Many scholars have highlighted the increased need for collaboration, emphasizing the establishment of closer and long-term working relations to create effective partnerships with suppliers at various stages in the supply chain system to develop efficient and responsive partnerships with suppliers in order to deliver exceptional value to customers (Gunasekaran, Patel, & Tirtiroglou, 2001). In most cases, collaboration in the supply chain is not always easy to achieve when past supply targets are not met regarding inefficient communication within the supply chain system (Christopher, 1998). A number of factors related to the business environment, the industry structure, and firm characteristics may still influence the series of dyadic business relationships which comprise the supply chain, enabling or deteriorating the collaborative opportunities (Gunasekaran et al., 2001).

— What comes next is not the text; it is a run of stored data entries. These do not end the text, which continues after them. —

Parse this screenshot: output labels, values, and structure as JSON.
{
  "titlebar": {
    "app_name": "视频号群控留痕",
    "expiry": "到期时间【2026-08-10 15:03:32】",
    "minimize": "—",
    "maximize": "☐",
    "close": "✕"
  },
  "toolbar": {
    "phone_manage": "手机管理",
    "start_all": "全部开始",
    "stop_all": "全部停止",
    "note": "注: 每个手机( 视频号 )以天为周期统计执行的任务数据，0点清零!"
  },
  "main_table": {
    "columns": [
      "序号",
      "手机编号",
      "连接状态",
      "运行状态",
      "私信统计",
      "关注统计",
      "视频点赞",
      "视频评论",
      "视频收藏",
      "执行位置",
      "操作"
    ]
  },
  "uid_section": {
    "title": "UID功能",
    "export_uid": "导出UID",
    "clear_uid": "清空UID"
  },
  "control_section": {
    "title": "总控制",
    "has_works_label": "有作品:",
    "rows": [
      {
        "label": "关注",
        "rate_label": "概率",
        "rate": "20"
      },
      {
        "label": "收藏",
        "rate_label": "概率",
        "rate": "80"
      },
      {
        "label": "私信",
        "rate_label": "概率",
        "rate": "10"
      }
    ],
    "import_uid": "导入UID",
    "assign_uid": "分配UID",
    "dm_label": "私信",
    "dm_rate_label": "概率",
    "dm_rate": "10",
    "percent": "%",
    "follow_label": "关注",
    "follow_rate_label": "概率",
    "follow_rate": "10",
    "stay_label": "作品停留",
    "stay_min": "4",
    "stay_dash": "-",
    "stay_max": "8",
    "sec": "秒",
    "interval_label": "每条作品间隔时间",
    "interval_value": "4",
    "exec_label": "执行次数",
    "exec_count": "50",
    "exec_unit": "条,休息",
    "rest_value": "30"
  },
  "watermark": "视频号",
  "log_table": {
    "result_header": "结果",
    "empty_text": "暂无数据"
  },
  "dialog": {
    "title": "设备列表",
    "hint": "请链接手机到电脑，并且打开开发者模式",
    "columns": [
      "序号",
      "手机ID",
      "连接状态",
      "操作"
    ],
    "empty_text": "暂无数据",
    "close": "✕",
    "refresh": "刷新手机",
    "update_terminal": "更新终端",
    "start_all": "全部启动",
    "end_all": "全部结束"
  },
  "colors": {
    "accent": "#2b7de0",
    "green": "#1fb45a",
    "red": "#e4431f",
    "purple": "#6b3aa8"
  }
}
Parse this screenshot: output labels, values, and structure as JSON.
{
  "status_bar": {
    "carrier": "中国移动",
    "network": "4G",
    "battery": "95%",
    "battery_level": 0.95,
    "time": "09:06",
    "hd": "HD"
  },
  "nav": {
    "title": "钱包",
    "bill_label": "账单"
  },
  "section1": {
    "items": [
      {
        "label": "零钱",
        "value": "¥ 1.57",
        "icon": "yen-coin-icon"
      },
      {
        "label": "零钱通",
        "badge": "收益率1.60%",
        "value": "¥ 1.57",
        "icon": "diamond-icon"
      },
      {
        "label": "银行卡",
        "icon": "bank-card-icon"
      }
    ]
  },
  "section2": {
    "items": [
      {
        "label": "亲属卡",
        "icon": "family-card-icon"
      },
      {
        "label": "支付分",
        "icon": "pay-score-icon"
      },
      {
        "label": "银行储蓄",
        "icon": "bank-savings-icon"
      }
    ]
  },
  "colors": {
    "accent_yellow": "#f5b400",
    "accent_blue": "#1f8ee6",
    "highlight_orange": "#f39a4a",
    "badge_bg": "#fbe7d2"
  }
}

A supply chain is a set of organisations or entities that pass materials forward, in the process, several independent firms or functions are involved in manufacturing a product and placing it in the hands of the end user in a supply chain (Matopoulos et al., 2007). Raw material and component producers, wholesalers, retailer merchant\s and transportation companies are all members of a supply chain (La & Masters, 1994). Stock, Greis, and Kasarda (2000) define supply chain as the alignment of firms that brings products or services to the market. SCM has also been defined as a network of organisations that are involved through upstream and downstream linkages, in the different processes and activities that produce value in the form of products and services delivered to the ultimate consumer (Christopher, 1998).

All these concepts of supply chain include the final consumer as part of the supply chain (Stadtler, 2005). Therefore, a supply chain consists of multiple firms supplying and distributing products or services to the ultimate consumer. The objective of managing the supply chain is to synchronize the requirements of the customer with the flow of materials from suppliers in order to affect a balance between what are often seen as conflicting goals of high customer service, low inventory management, and low unit cost (Bala, 2014). The operational supply chain refers to the series of primary and support supply chains that have to be constructed to provide the inputs and outputs that deliver products and services of any company (Cox, 1999). All companies have operational supply chain and these supply chains are normally unique to the firms creating the linkage.